The NFL is soliciting bids for its Thursday Night Football broadcast package, encouraging interested media companies to bid on both television and streaming rights. The RFP indicates the league is open to altering the package, with the number and dates of games (like TNF on Christmas Day) up for negotiation. Bids are due in early January. The league-owned NFL Network will continue to carry at least 7 games, per existing linear television affiliate agreements.
Howie Long-Short: Richard Sherman wrote a column on the Player’s Tribune entitled “Why I Hate Thursday Night Football”, citing injury, safety and quality of play concerns. Sherman isn’t the only player to feel that way (see: Roethlisberger, Brees), so why does the league insist on playing the games? The NFL made $500 million from its ’17 Thursday Night Football broadcast package; CBS and NBC (CMCSA) paid $450 million (each got 5 games) for television rights and Amazon (AMZN) paid $50 million to stream games 10 games. Oh, and people are still tuning in; the lowest rated TNF game drew 10.6 million viewers (3.3x the amount of the highest rated NBA game this season).

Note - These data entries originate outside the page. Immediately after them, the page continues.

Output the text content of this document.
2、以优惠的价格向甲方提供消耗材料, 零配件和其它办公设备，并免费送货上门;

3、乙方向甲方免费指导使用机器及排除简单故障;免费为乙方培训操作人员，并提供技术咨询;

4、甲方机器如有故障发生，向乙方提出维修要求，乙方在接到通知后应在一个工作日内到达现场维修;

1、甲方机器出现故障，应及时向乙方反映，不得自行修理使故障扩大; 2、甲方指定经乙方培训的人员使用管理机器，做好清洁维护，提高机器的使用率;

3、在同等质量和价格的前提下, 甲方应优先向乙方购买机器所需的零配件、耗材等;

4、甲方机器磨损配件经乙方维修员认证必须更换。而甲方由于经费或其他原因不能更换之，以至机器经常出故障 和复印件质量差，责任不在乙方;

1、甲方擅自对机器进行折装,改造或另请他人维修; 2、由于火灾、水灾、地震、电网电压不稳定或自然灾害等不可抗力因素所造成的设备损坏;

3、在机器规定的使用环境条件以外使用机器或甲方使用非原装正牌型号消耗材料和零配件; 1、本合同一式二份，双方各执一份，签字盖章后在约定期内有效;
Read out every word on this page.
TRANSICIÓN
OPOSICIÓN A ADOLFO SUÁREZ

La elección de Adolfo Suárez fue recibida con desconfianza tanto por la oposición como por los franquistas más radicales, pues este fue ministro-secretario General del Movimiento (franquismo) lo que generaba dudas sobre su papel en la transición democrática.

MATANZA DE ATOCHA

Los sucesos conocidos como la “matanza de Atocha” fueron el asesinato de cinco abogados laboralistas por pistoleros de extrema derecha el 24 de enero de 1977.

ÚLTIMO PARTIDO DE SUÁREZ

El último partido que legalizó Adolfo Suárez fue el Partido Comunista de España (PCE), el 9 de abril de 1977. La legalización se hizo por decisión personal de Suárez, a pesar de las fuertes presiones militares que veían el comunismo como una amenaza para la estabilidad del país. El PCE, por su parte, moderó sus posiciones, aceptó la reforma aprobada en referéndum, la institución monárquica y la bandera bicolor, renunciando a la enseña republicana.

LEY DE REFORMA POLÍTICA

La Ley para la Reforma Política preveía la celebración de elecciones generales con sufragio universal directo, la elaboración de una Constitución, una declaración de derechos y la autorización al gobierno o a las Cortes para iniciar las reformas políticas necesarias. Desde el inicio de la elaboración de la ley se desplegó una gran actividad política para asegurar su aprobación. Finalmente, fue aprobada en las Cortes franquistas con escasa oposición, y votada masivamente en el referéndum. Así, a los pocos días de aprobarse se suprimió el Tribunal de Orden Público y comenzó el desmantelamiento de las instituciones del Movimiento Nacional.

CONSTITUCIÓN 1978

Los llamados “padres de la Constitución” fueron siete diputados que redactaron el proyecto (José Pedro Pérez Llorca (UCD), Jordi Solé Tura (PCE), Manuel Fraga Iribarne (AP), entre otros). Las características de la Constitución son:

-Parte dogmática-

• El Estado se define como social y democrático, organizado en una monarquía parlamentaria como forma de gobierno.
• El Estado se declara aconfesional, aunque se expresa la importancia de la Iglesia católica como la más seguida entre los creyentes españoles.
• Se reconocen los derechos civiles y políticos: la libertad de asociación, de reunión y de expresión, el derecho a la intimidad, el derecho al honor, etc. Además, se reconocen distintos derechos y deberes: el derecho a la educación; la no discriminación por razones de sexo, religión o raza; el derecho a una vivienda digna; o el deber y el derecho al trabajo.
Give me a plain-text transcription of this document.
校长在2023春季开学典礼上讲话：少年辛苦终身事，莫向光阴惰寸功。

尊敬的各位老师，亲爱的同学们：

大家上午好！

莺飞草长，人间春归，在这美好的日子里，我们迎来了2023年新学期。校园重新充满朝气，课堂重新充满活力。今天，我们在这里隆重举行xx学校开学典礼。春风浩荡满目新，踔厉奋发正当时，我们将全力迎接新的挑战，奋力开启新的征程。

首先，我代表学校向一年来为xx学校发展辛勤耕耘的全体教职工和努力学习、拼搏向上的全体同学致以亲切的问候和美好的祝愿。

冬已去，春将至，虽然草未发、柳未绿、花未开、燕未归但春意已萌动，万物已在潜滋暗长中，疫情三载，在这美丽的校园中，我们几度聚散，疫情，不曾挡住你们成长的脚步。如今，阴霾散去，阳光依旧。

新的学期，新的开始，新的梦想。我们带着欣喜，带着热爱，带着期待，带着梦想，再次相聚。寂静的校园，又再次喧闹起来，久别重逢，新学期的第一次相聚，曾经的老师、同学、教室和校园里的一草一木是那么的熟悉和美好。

Fan Marino: Here’s a solution. CFB held its conference championship games on the weekend of December 2nd. Play Saturday triple headers (1p, 4p, 8p EST) the last 4 weeks of the season (no NCAA games) and add one on Christmas (in ’18 Christmas falls on Tuesday, so teams playing would get a bye the week prior). There’s no reason to concede that day to the NBA. That leaves 3 games; add 2nd MNF games (7p and 10p EST) to the last 3 weeks of September (there is already one in Week 1).